The Toronto-based retailer is now part of a growing number of companies trimming their workforce in the face of challenges posed by rising interest rates and escalating costs associated with labour and supply chain.
According to a Reuters report, Canadian Tire anticipates achieving an annualised run-rate savings of approximately C$50 million ($36.31 million) following the reduction in headcount.
However, the company also foresees incurring a charge ranging from C$20.0 million ($14.6 million USD) to C$25.0 million (0.73 ≈ $18.25 million USD) in the fourth quarter related to these strategic actions.
The company announced a workforce reduction of approximately 200 employees.
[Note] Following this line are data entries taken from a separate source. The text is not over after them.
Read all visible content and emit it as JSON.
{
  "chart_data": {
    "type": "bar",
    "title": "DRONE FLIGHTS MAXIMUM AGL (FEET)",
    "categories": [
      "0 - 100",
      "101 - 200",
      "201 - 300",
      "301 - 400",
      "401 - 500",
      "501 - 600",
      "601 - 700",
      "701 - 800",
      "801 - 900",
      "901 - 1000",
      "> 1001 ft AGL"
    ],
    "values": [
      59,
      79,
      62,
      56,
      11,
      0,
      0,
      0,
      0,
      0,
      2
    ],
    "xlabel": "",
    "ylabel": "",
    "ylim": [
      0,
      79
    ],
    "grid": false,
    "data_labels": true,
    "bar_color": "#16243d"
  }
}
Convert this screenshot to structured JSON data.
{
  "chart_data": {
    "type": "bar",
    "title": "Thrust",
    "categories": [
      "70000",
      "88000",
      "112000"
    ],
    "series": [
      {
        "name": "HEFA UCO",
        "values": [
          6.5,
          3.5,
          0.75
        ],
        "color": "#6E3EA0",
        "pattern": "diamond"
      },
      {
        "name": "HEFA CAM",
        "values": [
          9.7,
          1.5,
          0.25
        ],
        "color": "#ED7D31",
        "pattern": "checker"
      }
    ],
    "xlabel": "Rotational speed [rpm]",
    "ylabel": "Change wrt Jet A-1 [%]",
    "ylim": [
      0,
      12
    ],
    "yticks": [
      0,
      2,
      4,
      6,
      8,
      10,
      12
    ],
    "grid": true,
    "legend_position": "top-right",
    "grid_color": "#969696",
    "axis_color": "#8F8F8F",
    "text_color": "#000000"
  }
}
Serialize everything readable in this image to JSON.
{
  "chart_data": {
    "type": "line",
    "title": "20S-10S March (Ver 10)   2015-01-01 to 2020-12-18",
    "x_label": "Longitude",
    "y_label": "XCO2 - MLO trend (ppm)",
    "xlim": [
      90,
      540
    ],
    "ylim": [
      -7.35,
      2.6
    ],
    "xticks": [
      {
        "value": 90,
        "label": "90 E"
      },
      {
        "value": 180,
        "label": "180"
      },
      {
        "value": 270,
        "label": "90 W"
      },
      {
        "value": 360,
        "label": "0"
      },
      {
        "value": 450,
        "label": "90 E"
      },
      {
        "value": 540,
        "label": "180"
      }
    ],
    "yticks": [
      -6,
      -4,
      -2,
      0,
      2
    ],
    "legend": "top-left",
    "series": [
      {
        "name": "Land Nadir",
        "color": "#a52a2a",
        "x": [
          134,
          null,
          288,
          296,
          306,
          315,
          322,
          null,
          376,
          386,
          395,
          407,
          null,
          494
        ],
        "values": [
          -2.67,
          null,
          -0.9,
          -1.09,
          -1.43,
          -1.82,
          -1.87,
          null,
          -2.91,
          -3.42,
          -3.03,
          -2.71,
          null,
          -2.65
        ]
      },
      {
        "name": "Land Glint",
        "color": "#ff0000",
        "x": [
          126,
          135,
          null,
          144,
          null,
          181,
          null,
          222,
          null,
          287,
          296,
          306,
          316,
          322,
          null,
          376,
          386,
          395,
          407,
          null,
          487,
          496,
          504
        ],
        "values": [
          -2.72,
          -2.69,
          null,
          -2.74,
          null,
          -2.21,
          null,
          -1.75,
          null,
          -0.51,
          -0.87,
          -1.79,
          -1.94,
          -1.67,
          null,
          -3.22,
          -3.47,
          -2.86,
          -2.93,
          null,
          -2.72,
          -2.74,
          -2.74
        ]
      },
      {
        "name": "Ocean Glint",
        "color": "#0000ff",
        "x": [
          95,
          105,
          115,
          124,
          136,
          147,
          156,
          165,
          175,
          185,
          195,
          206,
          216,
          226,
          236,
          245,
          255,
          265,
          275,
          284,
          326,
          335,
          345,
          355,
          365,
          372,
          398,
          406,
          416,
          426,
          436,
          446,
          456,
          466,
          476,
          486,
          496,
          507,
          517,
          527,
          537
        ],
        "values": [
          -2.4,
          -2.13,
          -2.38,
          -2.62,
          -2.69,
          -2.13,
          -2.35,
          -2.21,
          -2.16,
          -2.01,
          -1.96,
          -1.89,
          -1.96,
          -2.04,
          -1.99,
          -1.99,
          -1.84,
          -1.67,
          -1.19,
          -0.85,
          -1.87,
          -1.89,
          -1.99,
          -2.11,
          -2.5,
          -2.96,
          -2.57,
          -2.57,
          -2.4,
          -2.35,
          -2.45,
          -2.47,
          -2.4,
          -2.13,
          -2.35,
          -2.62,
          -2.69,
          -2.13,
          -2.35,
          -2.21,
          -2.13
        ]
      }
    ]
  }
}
Concurrently, it disclosed a 1.6% decrease in consolidated comparable sales, attributed to customers favouring essential items and reducing expenditures on discretionary products like athletic footwear and clothing.
Canadian Tire, experiencing a 2% decrease in its shares during afternoon trading, reported an adjusted profit of C$2.96 per share, falling short of LSEG's estimated C$3.29 per share.
Nevertheless, it exceeded third-quarter revenue projections and unveiled an extra share repurchase program totalling C$200.0 million.
In late October, Canadian Tire had disclosed its evaluation of alternatives for its financial services arm and completed the repurchase of Scotiabank's 20% stake in the unit through a cash transaction valued at C$895 million, reported Reuters.